First deployed on 21 May 1901, the Lake Champlain set sail from Liverpool to Quebec and Montreal, Canada, where it carried out a series of radio communications experiments between 1901-1903.

After completing a transatlantic crossing with its new owners, Canadian Pacific Railways, the Lake Champlain was re-named Ruthenia and switched to a service between Trieste and St John, Newfoundland in 1913.

The Ruthenia was then acquired by the British Expeditionary Force and began its service in the First World War as a transport ship between August and October 1914. In November, the Ruthenia was re-named HMS King George V, becoming one of fourteen merchant ships transformed into dummy battleships as part of a special squadron.

Once this squadron was disbanded in 1916, the Ruthenia reverted to Royal Fleet Auxiliary (RFA) service as a stores ship and operated as a water carrier at Scapa Flow until the end of WW1.

Post-war, the ship was fitted with two cylindrical tanks in 1919 to carry up to 5,000 tons of oil. The Ruthenia undertook refuelling and replenishment duties based in Hong Kong until 1927. In 1929, it switched roles, becoming a naval oil fuel jetty and pumping station in Singapore.

During the Second World War, the Ruthenia was captured by the Japanese after they invaded Singapore in February 1942. It was re-named Choran Maru and was used to carry oil between Sumatra and Singapore until it was re-captured by the Royal Navy in September 1945.

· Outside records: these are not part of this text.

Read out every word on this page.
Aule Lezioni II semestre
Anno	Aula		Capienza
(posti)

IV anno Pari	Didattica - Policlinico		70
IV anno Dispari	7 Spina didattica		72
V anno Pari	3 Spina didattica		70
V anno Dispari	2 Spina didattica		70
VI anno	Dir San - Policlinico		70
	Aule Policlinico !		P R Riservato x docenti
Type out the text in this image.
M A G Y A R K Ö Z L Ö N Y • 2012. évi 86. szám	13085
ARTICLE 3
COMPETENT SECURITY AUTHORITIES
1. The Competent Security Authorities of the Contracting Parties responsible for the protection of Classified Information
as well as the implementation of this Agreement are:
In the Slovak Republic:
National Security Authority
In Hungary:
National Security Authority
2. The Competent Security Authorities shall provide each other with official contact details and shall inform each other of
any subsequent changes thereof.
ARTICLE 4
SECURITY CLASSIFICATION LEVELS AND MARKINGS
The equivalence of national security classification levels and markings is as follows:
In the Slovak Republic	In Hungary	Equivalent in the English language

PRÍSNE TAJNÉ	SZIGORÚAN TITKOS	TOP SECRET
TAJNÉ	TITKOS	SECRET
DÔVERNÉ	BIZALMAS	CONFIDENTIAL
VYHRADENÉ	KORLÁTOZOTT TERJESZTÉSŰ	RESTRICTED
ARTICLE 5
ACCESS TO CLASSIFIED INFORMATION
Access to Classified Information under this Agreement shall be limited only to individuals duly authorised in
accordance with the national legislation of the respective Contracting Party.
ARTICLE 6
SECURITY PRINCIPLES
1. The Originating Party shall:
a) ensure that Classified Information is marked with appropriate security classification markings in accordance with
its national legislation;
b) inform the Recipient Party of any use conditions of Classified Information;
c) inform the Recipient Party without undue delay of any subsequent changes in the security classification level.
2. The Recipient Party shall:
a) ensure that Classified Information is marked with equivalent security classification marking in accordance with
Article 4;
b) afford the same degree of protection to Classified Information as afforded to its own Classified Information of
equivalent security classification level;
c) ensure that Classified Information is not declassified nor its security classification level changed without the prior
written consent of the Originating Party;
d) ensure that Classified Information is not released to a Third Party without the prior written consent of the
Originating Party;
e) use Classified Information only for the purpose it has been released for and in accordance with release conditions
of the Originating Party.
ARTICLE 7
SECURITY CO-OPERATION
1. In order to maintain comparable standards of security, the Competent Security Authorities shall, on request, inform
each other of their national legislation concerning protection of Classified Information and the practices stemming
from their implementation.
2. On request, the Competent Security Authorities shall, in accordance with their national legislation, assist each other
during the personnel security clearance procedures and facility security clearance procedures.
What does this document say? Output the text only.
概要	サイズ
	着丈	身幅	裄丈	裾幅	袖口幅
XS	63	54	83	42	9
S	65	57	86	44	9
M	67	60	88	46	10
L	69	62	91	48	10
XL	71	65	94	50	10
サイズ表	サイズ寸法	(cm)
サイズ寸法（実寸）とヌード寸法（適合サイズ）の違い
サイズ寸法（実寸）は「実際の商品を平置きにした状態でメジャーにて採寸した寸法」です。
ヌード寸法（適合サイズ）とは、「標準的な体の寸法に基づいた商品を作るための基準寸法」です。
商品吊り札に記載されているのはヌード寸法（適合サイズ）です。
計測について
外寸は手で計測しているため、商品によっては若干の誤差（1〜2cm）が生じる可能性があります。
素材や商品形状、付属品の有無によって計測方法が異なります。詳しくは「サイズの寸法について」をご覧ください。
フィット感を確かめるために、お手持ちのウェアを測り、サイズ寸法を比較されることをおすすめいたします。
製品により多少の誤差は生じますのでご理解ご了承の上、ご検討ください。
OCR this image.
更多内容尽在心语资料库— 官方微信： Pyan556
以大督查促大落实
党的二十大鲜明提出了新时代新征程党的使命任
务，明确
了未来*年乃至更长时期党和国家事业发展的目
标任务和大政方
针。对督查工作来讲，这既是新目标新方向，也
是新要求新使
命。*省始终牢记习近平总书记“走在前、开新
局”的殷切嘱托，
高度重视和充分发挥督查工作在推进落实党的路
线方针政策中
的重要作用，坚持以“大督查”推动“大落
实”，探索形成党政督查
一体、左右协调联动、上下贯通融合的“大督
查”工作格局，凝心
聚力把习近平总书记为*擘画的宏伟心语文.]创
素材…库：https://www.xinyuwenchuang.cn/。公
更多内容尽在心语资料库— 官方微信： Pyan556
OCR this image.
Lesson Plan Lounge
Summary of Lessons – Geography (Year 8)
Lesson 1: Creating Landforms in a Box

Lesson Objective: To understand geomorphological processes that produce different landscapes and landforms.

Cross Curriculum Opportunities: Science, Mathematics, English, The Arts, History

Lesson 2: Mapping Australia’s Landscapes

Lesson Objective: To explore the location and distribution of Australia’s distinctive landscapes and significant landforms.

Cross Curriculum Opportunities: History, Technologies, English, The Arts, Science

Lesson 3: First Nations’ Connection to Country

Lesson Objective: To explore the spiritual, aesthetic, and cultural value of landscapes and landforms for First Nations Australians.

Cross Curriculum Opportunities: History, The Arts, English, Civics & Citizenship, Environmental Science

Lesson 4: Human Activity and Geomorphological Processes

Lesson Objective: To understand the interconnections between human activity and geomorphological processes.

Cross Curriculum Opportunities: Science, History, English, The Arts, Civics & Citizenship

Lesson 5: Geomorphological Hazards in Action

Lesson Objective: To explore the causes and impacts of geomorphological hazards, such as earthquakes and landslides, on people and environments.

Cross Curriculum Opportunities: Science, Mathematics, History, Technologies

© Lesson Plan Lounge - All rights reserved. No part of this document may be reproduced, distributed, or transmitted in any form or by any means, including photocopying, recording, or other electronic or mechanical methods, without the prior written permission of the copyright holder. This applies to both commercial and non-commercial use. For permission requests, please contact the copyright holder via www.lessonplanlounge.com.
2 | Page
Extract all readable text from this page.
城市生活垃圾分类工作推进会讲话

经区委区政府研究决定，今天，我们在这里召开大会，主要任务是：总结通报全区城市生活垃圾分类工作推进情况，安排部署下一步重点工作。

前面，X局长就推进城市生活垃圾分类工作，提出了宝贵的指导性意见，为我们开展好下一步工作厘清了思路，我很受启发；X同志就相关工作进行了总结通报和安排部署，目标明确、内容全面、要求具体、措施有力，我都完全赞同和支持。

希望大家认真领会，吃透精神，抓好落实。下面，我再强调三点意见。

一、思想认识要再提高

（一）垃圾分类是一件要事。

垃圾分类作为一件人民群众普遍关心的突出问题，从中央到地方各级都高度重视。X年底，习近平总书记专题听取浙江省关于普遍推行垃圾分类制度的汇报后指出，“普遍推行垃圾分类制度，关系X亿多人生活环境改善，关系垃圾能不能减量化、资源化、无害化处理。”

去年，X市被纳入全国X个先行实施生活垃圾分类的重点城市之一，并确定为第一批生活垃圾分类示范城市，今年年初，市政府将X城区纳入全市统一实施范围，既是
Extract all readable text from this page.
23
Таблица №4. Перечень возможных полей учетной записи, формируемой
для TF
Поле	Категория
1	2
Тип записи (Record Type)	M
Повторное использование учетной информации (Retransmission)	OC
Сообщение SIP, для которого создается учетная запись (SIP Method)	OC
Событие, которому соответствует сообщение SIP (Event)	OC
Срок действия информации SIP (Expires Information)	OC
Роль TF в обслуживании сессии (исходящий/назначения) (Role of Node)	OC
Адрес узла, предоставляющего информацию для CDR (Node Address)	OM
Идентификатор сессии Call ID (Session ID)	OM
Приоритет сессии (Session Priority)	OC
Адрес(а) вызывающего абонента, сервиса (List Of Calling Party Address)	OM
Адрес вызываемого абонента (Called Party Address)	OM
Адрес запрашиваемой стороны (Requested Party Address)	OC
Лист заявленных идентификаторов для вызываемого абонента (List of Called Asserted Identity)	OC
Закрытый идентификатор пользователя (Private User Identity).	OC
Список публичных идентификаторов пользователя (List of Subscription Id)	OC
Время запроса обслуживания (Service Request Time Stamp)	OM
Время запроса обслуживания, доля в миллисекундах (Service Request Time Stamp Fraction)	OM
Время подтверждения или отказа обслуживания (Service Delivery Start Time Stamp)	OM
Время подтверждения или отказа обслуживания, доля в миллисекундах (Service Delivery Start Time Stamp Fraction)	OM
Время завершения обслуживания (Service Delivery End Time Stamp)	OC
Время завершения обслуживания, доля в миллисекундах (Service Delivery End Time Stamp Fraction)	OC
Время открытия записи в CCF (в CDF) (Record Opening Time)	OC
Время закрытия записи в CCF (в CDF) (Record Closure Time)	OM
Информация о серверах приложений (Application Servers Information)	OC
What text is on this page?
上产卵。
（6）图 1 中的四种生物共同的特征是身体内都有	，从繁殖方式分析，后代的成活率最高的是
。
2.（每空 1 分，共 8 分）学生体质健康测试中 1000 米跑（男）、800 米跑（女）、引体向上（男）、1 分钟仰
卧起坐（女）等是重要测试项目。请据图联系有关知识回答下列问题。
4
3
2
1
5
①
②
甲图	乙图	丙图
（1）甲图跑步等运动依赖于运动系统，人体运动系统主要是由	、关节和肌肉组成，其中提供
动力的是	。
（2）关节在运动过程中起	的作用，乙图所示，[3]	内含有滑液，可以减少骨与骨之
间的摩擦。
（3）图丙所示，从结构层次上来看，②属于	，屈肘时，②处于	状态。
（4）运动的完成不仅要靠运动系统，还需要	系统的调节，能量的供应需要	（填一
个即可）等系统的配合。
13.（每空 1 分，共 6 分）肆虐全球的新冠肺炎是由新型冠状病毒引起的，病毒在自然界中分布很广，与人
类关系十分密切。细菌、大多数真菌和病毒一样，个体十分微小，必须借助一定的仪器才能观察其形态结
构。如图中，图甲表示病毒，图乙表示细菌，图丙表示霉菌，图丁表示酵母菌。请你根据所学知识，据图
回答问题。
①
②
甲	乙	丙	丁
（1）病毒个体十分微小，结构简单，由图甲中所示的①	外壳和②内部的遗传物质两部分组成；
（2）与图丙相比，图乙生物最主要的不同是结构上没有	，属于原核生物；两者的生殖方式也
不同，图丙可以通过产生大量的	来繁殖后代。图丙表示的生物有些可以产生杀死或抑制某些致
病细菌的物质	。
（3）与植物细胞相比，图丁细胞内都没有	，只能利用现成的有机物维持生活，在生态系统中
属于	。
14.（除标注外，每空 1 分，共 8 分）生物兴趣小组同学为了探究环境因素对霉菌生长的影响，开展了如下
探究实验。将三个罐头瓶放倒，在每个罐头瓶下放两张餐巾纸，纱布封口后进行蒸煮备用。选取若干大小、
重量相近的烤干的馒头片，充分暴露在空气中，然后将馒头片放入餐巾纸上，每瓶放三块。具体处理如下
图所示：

In its final years, the Ruthenia undertook several voyages between Singapore and Japan to repatriate prisoners of war before being sold for scrap in 1949.

Lake Champlain Fact File

Claim to fame

On 21 May 1901, the Lake Champlain became the first British merchant ship to go to sea with a permanent wireless telegraphy system supplied by the Marconi company. This equipment had to be fitted into a specially constructed windowless cabin measuring less than 16 sq ft (1.49 sq m).

During its voyage to Canada, several radio communications experiments were carried out. An exchange of messages took place with the new radio stations at Holyhead and Rosslare from up to 37 miles. On its return, there was another successful exchange of messages with the Cunard liner Lucania.


The Lake Champlain was built as a British merchant ship, changing ownership several times from Canadian ownership to variants within the British forces.

In February 1903, the Lake Champlain was acquired by Canadian Pacific Railways, and made the company’s first transatlantic crossing from Liverpool to Montreal in April that year. After incurring some damage from collisions with icebergs in 1909 and 1911, and undergoing a name change to Ruthenia, it then began service as a transport ship for the British Expeditionary Force in August 1914.

Soon after this, the vessel was renamed to HMS King George V. After an ill-fated scheme created to fool the Germans, HMS King George V became the Ruthenia again and she reverted to RFA service in 1916 until the end of the war.

The Ruthenia's next change in ownership took place during WWII, when it was captured by the Japanese in February 1942 after becoming scuttled. Finally, it was recaptured by the Royal Navy in September 1945, and served its last few years in the RN until it was towed from Singapore to Scotland by the tug Englishman in 1949, and was broken up at Dalmuir.